May faces Commons reckoning over cross-border trade bill

Theresa May
Theresa May told the Andrew Marr show on Sunday that the cross-border trade bill was an important part of the UK’s no-deal preparations. Photograph: Reuters

Ten days after the Chequers summit, a parliamentary reckoning beckons. It may not sound particularly exciting but the remaining stages of the taxation (cross-border trade) bill in the Commons on Monday represent a critical moment for Theresa May’s premiership.

Can the prime minister steer her Brexit legislation through parliament past the Labour-Tory remainer alliance and the increasingly angry hard Brexiter faction? Can she endure whatever Boris Johnson and David Davis want to tell MPs about Brexit policy and her leadership after their resignations a little less than a week ago?

The purpose of the taxation bill is simple enough: it allows the government to create a functioning and independent customs, VAT and excise regime after Brexit. It will be followed a day later by a related trade bill, that will take some 40 trade agreements signed by the EU with third countries and place them in UK law.
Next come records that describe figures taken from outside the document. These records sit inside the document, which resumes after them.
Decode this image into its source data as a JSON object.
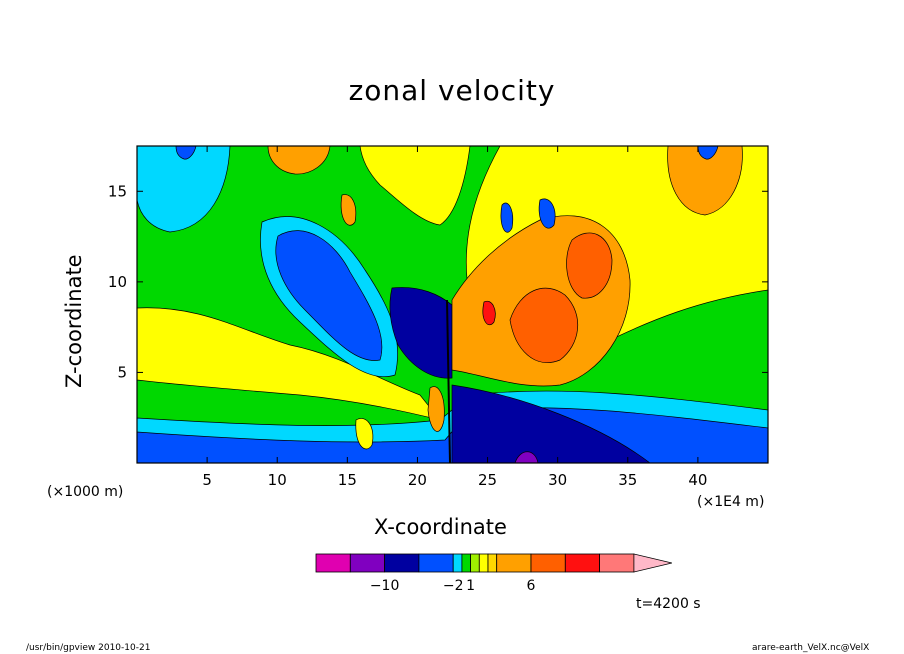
{
  "chart_data": {
    "type": "heatmap",
    "title": "zonal velocity",
    "xlabel": "X-coordinate",
    "ylabel": "Z-coordinate",
    "x_unit": "(×1E4 m)",
    "y_unit": "(×1000 m)",
    "xlim": [
      0,
      45
    ],
    "ylim": [
      0,
      17.5
    ],
    "x_ticks": [
      5,
      10,
      15,
      20,
      25,
      30,
      35,
      40
    ],
    "y_ticks": [
      5,
      10,
      15
    ],
    "colorbar": {
      "levels": [
        -14,
        -10,
        -6,
        -2,
        0,
        1,
        2,
        3,
        4,
        6,
        8,
        10,
        12
      ],
      "colors": [
        "#e000b0",
        "#8000c0",
        "#0000a0",
        "#0050ff",
        "#00d8ff",
        "#00d800",
        "#a0f000",
        "#ffff00",
        "#ffd800",
        "#ffa000",
        "#ff6000",
        "#ff1010",
        "#ff7878",
        "#ffb8c8"
      ],
      "tick_labels": [
        {
          "value": -10,
          "label": "−10"
        },
        {
          "value": -2,
          "label": "−2"
        },
        {
          "value": 1,
          "label": "1"
        },
        {
          "value": 6,
          "label": "6"
        }
      ]
    },
    "annotation": "t=4200 s"
  },
  "footer": {
    "left": "/usr/bin/gpview  2010-10-21",
    "right": "arare-earth_VelX.nc@VelX"
  }
}
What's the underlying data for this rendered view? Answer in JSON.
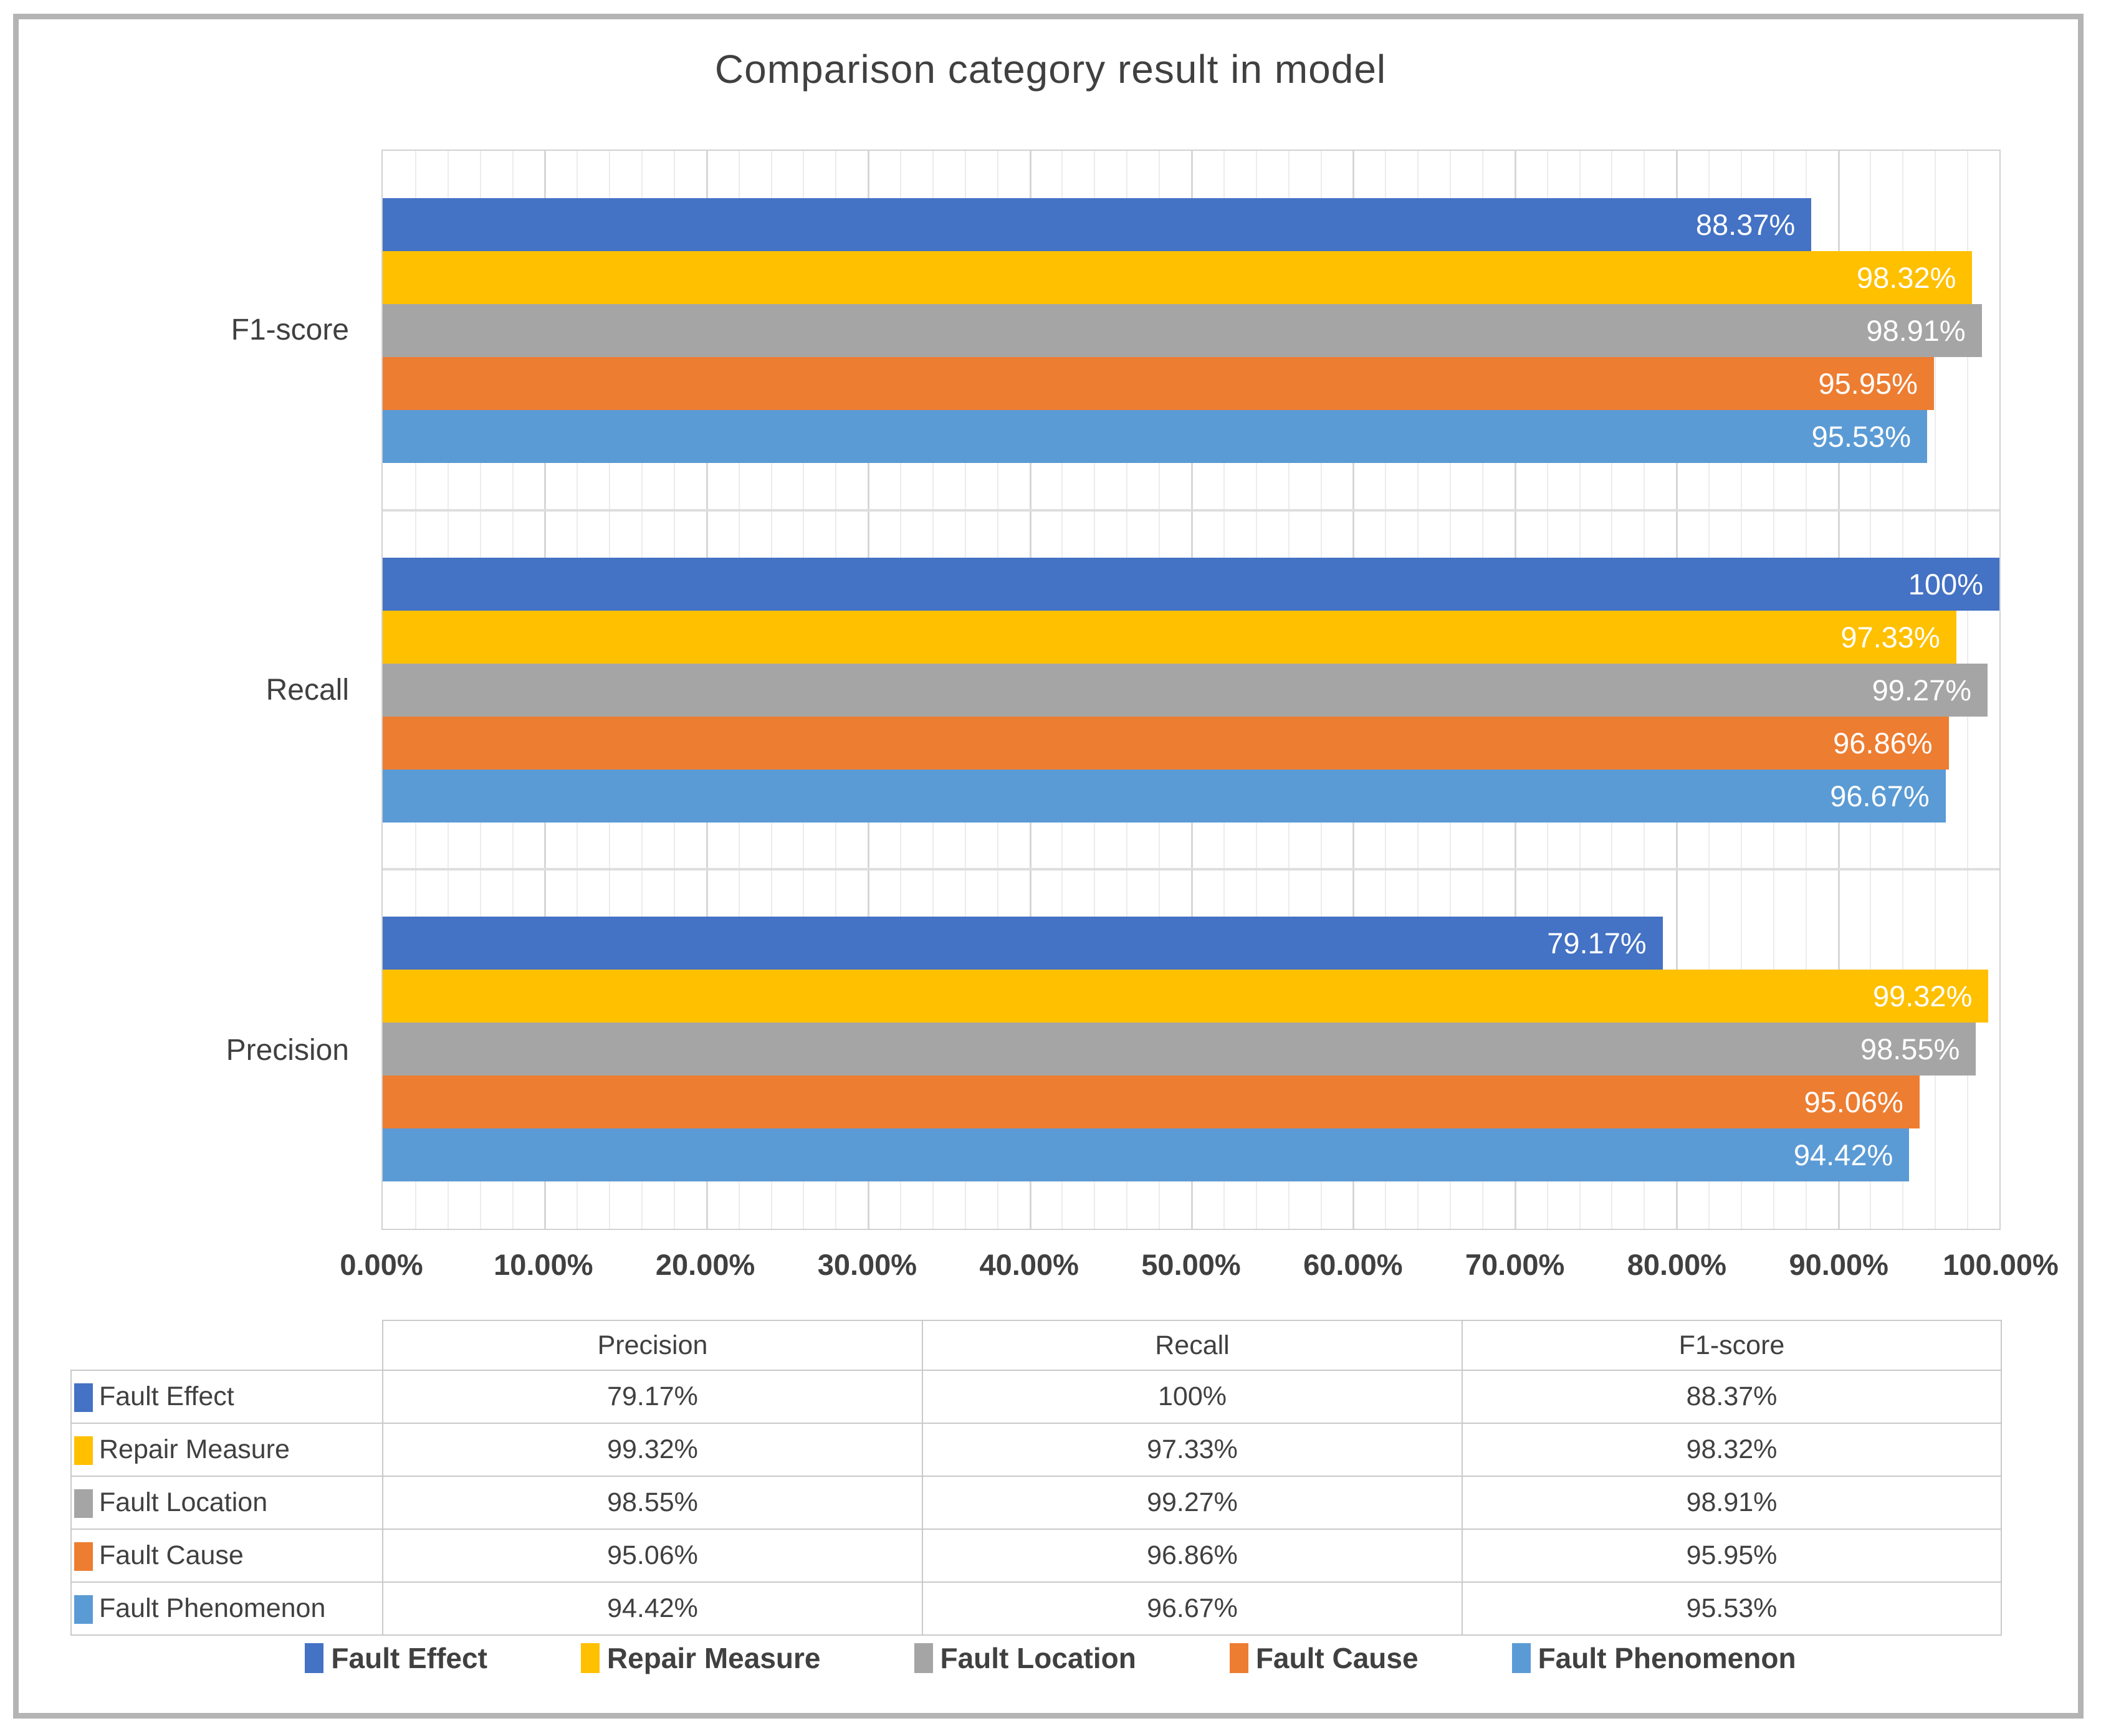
{
  "page": {
    "background_color": "#ffffff",
    "frame_border_color": "#b4b4b4"
  },
  "chart_data": {
    "type": "bar",
    "orientation": "horizontal",
    "title": "Comparison category result in model",
    "legend_position": "bottom",
    "grid": {
      "minor_step": 2,
      "major_step": 10,
      "minor_color": "#ececec",
      "major_color": "#d7d7d7"
    },
    "x_axis": {
      "min": 0,
      "max": 100,
      "tick_labels": [
        "0.00%",
        "10.00%",
        "20.00%",
        "30.00%",
        "40.00%",
        "50.00%",
        "60.00%",
        "70.00%",
        "80.00%",
        "90.00%",
        "100.00%"
      ]
    },
    "series": [
      {
        "name": "Fault Effect",
        "color": "#4472C4"
      },
      {
        "name": "Repair Measure",
        "color": "#FFC000"
      },
      {
        "name": "Fault Location",
        "color": "#A5A5A5"
      },
      {
        "name": "Fault Cause",
        "color": "#ED7D31"
      },
      {
        "name": "Fault Phenomenon",
        "color": "#5B9BD5"
      }
    ],
    "groups": [
      {
        "category": "F1-score",
        "values": [
          88.37,
          98.32,
          98.91,
          95.95,
          95.53
        ],
        "labels": [
          "88.37%",
          "98.32%",
          "98.91%",
          "95.95%",
          "95.53%"
        ]
      },
      {
        "category": "Recall",
        "values": [
          100,
          97.33,
          99.27,
          96.86,
          96.67
        ],
        "labels": [
          "100%",
          "97.33%",
          "99.27%",
          "96.86%",
          "96.67%"
        ]
      },
      {
        "category": "Precision",
        "values": [
          79.17,
          99.32,
          98.55,
          95.06,
          94.42
        ],
        "labels": [
          "79.17%",
          "99.32%",
          "98.55%",
          "95.06%",
          "94.42%"
        ]
      }
    ]
  },
  "table": {
    "columns": [
      "Precision",
      "Recall",
      "F1-score"
    ],
    "rows": [
      {
        "label": "Fault Effect",
        "color": "#4472C4",
        "values": [
          "79.17%",
          "100%",
          "88.37%"
        ]
      },
      {
        "label": "Repair Measure",
        "color": "#FFC000",
        "values": [
          "99.32%",
          "97.33%",
          "98.32%"
        ]
      },
      {
        "label": "Fault Location",
        "color": "#A5A5A5",
        "values": [
          "98.55%",
          "99.27%",
          "98.91%"
        ]
      },
      {
        "label": "Fault Cause",
        "color": "#ED7D31",
        "values": [
          "95.06%",
          "96.86%",
          "95.95%"
        ]
      },
      {
        "label": "Fault Phenomenon",
        "color": "#5B9BD5",
        "values": [
          "94.42%",
          "96.67%",
          "95.53%"
        ]
      }
    ]
  },
  "legend": {
    "items": [
      {
        "label": "Fault Effect",
        "color": "#4472C4"
      },
      {
        "label": "Repair Measure",
        "color": "#FFC000"
      },
      {
        "label": "Fault Location",
        "color": "#A5A5A5"
      },
      {
        "label": "Fault Cause",
        "color": "#ED7D31"
      },
      {
        "label": "Fault Phenomenon",
        "color": "#5B9BD5"
      }
    ]
  }
}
Essential housekeeping then, or as May told Andrew Marr on Sunday morning “an important part of our no-deal preparations” as she tried to sell them to her hard Brexit flank.

Ironically, the arrival of these bills had been eagerly awaited for months by opposition MPs and remainer Tories because they presented a chance to have a meaningful vote on whether the UK should remain part of the EU customs union and take the country down a soft Brexit route.

A crucial amendment put down by Anna Soubry and Kenneth Clarke, which has the support of Labour and other opposition frontbenches, seeks to do just that. It says that staying in the EU customs union shall be a “negotiating objective” of the government. But at this moment, Tory remainers are wary of inflicting damage on an already vulnerable prime minister and few believe that if pressed to a vote, the amendment would pass.

So those behind the amendment are considering their options – one of which is to drop it at the last minute. The bill must still go through the House of Lords, where it is almost certain to be heavily amended. That means it will have to return to the Commons in the autumn where MPs can finally vote on staying in the customs union. Except that by then, Brexit talks will be at a very late stage for such a policy reversal.

A final decision on dropping the amendment is down to Soubry, the amendment’s proposer. If she does yield (she has previously said she would not), it means the Tory remainer bluff has been called again, a month after Dominic Grieve backed down on the issue of a meaningful vote.

Meanwhile, angry hard Brexiters – members of the European Research Group – last week put down four of their own amendments. The most important of these is aimed at killing off the facilitated customs arrangement proposed at Chequers, in which the UK would collect tariffs on all goods entering the country and refund any difference on items destined for the EU. However, the ERG amendments have no chance of becoming law as Labour has said it will not support them.

Jacob Rees-Mogg
Jacob Rees-Mogg says the ERG amendments are intended to act as a show of strength. Photograph: Simon Dawson/Reuters

That, though, is not their purpose. Jacob Rees-Mogg, speaking on the BBC’s Daily Politics, claimed the plan was to mount a show of strength, saying “we’ll have an idea of the numbers at 10pm on Monday evening”. Only 20 or 30 supporters and the ERG will look weak. Anything greater than 48 – the number to trigger a confidence vote among the party’s MPs – will be significant. And anything close to 100 would be downright dangerous for the prime minister.

If, that is, the ERG presses its amendments to a vote: some sources predict it too could fold if May agrees to support some of its other wishes. One says it should be made illegal to have separate customs arrangements with Northern Ireland, which is already the position of the government.

After all this, the taxation (cross-border trade) bill still has to pass its third reading. The opposition parties are set to vote against the whole bill, assuming the customs union amendment fails. It would theoretically take about a dozen Tories to vote against to bring the legislation down. Rees-Mogg said it was “highly unlikely” that hard Brexiters would vote against the bill at third reading, but it is unclear how disciplined his faction is.

With the position sufficiently uncertain, there are rumours – unconfirmed – that the government might delay the whole debate, or just the final vote on the third reading, to avoid the risk of defeat. On the other hand, if May can steer through the middle, win around Tory remainers and see off Johnson’s bluster and Brexiter threats, then the prime minister would be entitled to feel that her hard-won Chequers settlement will hold.